Le grief de l'appelante sera donc rejeté et le jugement querellé intégralement confirmé sur ce point.

5.3 Les frais judiciaires d'appel, arrêtés à 1'800 fr. (art. 17 et 35 RTFMC), seront mis à la charge de l'appelante, qui succombe (art. 106 al. 1 CPC), et entièrement compensés avec l'avance effectuée, laquelle reste acquise à l'Etat de Genève.

L'appelante sera, en outre, condamnée aux dépens d'appel de l'intimé, arrêtés à 2'000 fr., TVA et débours compris, au regard notamment de l'importance de la cause et de l'activité déployée par le conseil de l'intéressé (art. 84, 85 et 90 RTFMC; art. 20, 25 et 26 al. 1 LaCC).

* * * * *


PAR CES MOTIFS,
La Chambre civile :

A la forme et au fond :

Rejette, dans la mesure de sa recevabilité, l'appel interjeté par A______ contre le jugement JTPI/2595/2022 rendu le 28 février 2022 par le Tribunal de première instance dans la cause C/25602/2019.

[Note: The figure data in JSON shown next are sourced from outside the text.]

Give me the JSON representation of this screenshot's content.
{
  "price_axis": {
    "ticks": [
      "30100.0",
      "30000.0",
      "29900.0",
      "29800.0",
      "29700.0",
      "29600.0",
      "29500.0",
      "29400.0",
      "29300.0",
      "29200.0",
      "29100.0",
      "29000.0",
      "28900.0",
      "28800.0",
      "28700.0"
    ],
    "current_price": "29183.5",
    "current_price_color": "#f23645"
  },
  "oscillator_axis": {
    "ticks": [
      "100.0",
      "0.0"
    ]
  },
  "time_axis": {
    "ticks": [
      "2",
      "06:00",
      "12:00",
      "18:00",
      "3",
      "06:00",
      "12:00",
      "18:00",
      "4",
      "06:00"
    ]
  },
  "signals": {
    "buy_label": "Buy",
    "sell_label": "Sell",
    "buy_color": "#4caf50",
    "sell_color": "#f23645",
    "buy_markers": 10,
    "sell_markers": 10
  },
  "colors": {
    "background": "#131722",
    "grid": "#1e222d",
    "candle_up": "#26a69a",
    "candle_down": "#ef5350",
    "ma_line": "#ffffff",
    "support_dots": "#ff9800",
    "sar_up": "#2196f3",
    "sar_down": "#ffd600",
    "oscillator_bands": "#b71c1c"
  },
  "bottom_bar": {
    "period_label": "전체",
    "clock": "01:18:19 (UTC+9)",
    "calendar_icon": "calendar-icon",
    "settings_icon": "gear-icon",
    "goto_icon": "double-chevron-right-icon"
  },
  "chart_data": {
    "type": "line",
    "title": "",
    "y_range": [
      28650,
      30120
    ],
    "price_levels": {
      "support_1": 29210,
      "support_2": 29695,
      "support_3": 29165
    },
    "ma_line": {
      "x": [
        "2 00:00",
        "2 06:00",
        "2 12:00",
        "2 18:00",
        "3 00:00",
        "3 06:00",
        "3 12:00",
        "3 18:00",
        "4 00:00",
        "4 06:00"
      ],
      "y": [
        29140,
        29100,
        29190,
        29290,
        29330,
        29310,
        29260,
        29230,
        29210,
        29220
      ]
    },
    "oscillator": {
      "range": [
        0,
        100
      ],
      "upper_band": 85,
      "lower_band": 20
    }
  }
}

Déboute les parties de toutes autres conclusions.

Sur les frais :

Arrête les frais de la procédure à 1'800 fr., les met à la charge de A______ et les compense avec l'avance effectuée, laquelle reste acquise à l'Etat de Genève.

Condamne A______ à payer 2'000 fr. à C______ à titre de dépens d'appel.

Siégeant :

Madame Jocelyne DEVILLE-CHAVANNE, présidente; Madame Verena PEDRAZZINI RIZZI, Madame Nathalie LANDRY-BARTHE, juges; Madame Jessica ATHMOUNI, greffière.

 

 

 

 

 

 

 

 

 

 

 

Indication des voies de recours :

 

Conformément aux art. 113 ss de la loi fédérale sur le Tribunal fédéral du 17 juin 2005 (LTF; RS 173.110), le présent arrêt peut être porté dans les trente jours qui suivent sa notification avec expédition complète (art 100 al. 1 LTF) par-devant le Tribunal fédéral par la voie du recours constitutionnel subsidiaire.

 

Le recours doit être adressé au Tribunal fédéral, 1000 Lausanne 14.

 

Valeur litigieuse des conclusions pécuniaires au sens de la LTF inférieure à 30'000 fr.